Nevertheless, facilities contacted said their policy is to have staff able to perform CPR if needed.

Karen Brannen, chief executive of Jefferson's Ferry in South Setauket, which offers a continuum of care from independent living to skilled nursing, said a licensed practical nurse is always available to respond to any resident's emergency medical needs at the facility, and security guards are also trained in CPR.

"I can't imagine someone in my organization not trying to help," she said.

Amy Schuster, a vice president at Atria Senior Living of Louisville, Ky., which has 10 independent- and assisted-living facilities on Long Island, said, "We do have staff in our buildings 24 hours a day. So, if and when needed, and as appropriate, Atria employees can and will perform CPR."

The Amsterdam at Harborside in Port Washington, which offers independent housing, assisted living and skilled nursing care, has a similar policy: "If any resident needs emergency CPR, we have a number of associates who have been trained by the American Heart Association and are required to administer CPR," said Sam Guedouar, executive director of The Amsterdam.

Ginger Lynch Landy, director of the New York chapter of the Assisted Living Federation of America, which represents 54 assisted-living communities statewide, said that policies can vary from facility to facility and that it's important for families to fully understand the care being provided, including emergency care. "That requires a lot of discussion and disclosure about how they are staffed," she said.

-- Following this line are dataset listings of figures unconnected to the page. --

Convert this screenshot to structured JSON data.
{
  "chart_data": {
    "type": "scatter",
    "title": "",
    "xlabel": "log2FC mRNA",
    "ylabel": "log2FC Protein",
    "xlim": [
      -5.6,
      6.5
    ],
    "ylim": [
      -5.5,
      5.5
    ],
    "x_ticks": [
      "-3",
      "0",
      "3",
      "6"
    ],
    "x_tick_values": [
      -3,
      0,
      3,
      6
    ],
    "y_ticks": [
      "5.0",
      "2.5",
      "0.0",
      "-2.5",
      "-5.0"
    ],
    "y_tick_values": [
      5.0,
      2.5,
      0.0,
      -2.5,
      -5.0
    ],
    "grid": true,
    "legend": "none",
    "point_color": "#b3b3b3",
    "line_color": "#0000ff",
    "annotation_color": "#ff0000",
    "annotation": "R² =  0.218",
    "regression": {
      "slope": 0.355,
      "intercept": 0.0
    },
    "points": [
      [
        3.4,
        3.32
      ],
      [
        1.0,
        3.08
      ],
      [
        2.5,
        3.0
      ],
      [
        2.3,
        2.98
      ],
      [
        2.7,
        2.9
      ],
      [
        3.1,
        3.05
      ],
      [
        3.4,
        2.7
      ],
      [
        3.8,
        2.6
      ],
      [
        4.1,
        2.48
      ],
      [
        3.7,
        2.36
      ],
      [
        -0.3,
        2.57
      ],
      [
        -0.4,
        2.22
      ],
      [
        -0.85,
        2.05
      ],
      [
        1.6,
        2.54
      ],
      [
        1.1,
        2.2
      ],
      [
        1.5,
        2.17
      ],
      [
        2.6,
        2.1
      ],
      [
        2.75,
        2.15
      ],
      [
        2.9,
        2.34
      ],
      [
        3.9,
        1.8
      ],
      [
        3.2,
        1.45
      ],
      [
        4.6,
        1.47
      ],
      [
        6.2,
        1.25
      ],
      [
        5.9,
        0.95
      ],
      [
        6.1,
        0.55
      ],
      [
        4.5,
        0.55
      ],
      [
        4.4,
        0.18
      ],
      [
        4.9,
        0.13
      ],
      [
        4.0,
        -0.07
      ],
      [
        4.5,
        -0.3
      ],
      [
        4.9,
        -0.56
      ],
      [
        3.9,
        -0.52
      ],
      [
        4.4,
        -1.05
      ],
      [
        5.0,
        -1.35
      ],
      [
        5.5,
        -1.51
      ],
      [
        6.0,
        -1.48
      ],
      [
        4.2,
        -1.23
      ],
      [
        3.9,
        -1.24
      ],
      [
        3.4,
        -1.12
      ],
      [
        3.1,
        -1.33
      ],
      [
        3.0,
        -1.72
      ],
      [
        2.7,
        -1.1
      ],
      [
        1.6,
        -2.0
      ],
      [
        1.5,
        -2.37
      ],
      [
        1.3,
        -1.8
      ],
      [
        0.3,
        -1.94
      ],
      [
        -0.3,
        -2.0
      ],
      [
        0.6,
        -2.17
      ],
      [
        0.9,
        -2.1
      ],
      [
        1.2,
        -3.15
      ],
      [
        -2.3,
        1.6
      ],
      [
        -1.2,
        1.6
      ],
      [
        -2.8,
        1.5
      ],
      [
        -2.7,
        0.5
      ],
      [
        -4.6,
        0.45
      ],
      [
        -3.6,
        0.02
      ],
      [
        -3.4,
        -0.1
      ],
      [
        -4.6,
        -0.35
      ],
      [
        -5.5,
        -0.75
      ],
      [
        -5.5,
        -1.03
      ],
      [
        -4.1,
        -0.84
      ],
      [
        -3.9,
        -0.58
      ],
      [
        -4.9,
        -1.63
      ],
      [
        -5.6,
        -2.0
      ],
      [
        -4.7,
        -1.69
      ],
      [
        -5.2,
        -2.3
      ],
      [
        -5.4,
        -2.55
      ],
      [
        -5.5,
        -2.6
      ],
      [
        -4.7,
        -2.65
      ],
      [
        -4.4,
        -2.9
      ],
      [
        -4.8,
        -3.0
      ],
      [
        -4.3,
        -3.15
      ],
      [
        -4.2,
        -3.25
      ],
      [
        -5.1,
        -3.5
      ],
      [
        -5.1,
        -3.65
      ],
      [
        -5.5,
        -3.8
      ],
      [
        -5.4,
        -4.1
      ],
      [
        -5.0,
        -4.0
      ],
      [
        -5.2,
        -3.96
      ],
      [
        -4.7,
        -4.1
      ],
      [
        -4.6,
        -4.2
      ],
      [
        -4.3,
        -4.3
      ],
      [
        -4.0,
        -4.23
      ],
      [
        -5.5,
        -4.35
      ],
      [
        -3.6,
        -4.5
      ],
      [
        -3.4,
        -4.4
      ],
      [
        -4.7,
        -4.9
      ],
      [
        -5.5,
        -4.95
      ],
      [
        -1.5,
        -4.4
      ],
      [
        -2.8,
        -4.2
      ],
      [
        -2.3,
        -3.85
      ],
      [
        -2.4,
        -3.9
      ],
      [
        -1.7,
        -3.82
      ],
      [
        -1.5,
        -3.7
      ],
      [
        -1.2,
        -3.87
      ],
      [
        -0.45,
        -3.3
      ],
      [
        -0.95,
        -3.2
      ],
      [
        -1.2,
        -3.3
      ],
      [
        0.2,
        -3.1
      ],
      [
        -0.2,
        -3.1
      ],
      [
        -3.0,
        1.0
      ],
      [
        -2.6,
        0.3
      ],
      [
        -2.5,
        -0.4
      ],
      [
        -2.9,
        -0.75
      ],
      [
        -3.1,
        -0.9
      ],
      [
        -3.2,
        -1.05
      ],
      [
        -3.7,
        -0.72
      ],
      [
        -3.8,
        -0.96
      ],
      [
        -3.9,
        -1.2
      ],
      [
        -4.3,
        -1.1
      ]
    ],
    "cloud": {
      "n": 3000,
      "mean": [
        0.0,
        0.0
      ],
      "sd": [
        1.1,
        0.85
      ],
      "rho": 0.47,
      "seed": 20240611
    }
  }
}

Jim Clyne, chief executive of LeadingAge New York, which represents 600 not-for-profit long-term facilities at all levels of care, said that many members are "going back to look at their policies" regarding CPR after the California incident. But, he said, "it's a complex issue . . . You don't want to inject untrained staff."

And the CPR survival rate is low, especially for those over 80, he said. A 2000 study in the journal Academic Emergency Medicine found that 10 percent of 40- to 59-year-olds survived cardiac arrest outside a hospital after CPR, while only 3.3 percent of those 80 and older lived after it was given.

New Yorkers -- except for medical workers "rendering professional services in the normal and ordinary course of his or her practice" -- who aid in an emergency are protected from lawsuits under the state's Good Samaritan law. The Federal Cardiac Arrest Survival Act passed in 2000 also offers immunity from civil suits to people giving CPR or using an automated external defibrillator.

Medical experts and elder-care advocates maintained that no policy -- except a DNR -- should prevent someone from helping another while emergency help is on the way.

Rosemarie Ennis, director of the American Heart Association's emergency cardiac care training center at North Shore-Long Island Jewish Health System, said that while it may not be a legal requirement to perform CPR if one is able, "most people would feel it is a moral duty."

Richard Mollot, executive director of the Long Term Community Care Coalition in Manhattan, said that "it's very troubling that this would even be an issue."